Dostoyevsky is one of my favorite authors. I was assigned Crime and Punishment in high school as a summer reading project, and ended up reading the entire book inside of a couple of days. I found it absolutely wonderful. I then proceeded to devour many of his other works. As for other Russian writers. . .well, I can’t say I enjoyed Tolstoy much. I read most of Anna Karenina, and it just didn’t do anything for me. I did, however, enjoy Chekhov a great deal (mostly his short stories, oddly enough).

I’m actually looking to re-read C&P again, but a different translation. The version I’ve read was the Garnett translation, which I understand is the standard, and I enjoyed it well enough. Are there any other good-or-even-better translations of note? Sorry for the hijack…

Add me to the list of people who enjoyed Crime and Punishment. I usually can’t stand “classics,” but I really liked it. I think I found Raskolnikov to be more of a sympathetic character than I was supposed to, but damnit, I liked the guy!
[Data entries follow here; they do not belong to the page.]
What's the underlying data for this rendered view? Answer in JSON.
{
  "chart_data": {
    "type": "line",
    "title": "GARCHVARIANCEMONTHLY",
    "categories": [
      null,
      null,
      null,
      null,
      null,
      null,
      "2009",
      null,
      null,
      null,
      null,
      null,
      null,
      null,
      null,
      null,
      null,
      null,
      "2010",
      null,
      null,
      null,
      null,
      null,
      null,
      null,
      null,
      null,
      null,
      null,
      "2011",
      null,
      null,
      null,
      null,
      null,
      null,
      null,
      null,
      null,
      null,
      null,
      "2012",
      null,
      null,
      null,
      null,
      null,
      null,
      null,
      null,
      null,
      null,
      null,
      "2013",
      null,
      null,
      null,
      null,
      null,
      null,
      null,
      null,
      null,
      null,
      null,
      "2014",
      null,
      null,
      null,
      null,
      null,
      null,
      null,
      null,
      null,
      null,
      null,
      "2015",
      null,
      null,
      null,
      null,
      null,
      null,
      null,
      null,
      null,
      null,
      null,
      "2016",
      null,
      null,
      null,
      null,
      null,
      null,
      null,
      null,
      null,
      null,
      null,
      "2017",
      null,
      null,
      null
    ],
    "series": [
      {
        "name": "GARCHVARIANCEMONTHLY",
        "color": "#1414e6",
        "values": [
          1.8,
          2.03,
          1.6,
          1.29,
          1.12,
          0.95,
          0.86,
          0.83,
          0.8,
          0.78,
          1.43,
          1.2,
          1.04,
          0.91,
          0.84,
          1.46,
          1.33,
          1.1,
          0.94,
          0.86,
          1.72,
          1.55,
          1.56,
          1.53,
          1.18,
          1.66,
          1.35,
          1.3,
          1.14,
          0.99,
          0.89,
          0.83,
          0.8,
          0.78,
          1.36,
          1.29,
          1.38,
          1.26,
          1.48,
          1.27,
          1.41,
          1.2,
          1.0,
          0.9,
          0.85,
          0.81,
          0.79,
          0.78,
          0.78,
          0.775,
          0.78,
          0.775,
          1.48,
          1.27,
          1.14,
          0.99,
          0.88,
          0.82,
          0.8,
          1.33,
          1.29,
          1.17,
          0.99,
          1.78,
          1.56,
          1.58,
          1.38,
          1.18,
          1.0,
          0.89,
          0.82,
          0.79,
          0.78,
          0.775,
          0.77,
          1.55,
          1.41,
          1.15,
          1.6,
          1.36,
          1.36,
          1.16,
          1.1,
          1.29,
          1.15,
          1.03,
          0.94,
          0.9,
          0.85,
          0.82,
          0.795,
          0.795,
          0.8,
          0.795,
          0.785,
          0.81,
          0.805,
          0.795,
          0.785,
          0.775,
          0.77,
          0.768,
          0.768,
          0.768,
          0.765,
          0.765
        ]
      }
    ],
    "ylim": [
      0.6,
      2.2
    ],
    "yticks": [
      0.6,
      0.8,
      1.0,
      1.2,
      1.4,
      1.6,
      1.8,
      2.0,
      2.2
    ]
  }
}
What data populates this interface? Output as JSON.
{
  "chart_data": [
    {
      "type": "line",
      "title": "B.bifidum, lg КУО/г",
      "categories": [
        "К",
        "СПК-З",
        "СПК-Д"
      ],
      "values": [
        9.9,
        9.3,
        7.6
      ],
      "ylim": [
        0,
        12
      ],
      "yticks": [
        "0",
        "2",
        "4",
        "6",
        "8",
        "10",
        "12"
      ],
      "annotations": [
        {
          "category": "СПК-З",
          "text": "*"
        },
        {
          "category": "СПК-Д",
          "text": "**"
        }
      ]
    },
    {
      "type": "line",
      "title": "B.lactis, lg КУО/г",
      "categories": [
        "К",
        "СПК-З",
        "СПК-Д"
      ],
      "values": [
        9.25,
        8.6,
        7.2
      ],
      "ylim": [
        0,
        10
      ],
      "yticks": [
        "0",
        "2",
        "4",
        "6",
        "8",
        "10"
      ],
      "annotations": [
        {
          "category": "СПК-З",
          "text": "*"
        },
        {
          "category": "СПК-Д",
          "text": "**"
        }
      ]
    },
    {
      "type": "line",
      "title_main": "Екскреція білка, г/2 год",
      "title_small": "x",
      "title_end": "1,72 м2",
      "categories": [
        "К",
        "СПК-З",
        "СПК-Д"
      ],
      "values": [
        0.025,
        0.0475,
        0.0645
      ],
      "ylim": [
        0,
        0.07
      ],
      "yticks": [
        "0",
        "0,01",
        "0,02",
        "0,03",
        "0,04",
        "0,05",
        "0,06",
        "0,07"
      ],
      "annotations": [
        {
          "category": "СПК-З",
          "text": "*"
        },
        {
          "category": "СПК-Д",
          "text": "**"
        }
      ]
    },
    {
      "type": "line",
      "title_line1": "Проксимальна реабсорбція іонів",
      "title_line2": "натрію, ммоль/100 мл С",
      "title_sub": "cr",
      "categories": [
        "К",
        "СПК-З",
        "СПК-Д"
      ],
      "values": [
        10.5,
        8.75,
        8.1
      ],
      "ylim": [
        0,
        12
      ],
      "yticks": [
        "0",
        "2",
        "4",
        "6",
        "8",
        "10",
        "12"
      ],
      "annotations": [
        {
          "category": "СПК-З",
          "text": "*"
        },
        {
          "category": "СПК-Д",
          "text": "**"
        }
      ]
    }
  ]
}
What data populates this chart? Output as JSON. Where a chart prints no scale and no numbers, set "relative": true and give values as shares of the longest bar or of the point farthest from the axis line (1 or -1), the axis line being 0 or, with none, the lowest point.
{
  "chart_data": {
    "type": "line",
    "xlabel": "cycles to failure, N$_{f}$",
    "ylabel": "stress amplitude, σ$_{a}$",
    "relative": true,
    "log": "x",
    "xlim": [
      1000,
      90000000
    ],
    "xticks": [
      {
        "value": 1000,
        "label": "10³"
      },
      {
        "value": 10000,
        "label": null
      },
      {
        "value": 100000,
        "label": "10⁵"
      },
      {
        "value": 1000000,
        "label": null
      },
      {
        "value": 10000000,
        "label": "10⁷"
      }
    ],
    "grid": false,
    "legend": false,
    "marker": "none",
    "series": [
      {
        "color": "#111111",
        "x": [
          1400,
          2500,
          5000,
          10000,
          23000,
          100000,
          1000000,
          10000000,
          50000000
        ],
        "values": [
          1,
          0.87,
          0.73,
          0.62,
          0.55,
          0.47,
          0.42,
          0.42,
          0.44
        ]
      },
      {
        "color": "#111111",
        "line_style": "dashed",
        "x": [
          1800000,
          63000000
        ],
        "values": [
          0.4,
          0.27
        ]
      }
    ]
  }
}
Of course Crime and Punishment* does involve beating a dead horse…

I can’t say I liked Raskolnikov, but I did identify with him. Dostoevsky pulled off the feat of making me simultaneously identify with, and be horrified by, this character. I was disgusted with him, but I could imagine myself in his shoes.

You know those sitcom episodes where somebody does something bad—like, they break a window or dent up Dad’s new car or destroy sister’s science project—and they spend the whole rest of the show worrying about getting caught, and trying to cover it up, and worrying about the consequences, and wrestling with a guilty conscience, until at the end they finally either 'fess up or are found out? Crime and Punishment kind of reminded me of that. Only much more intense.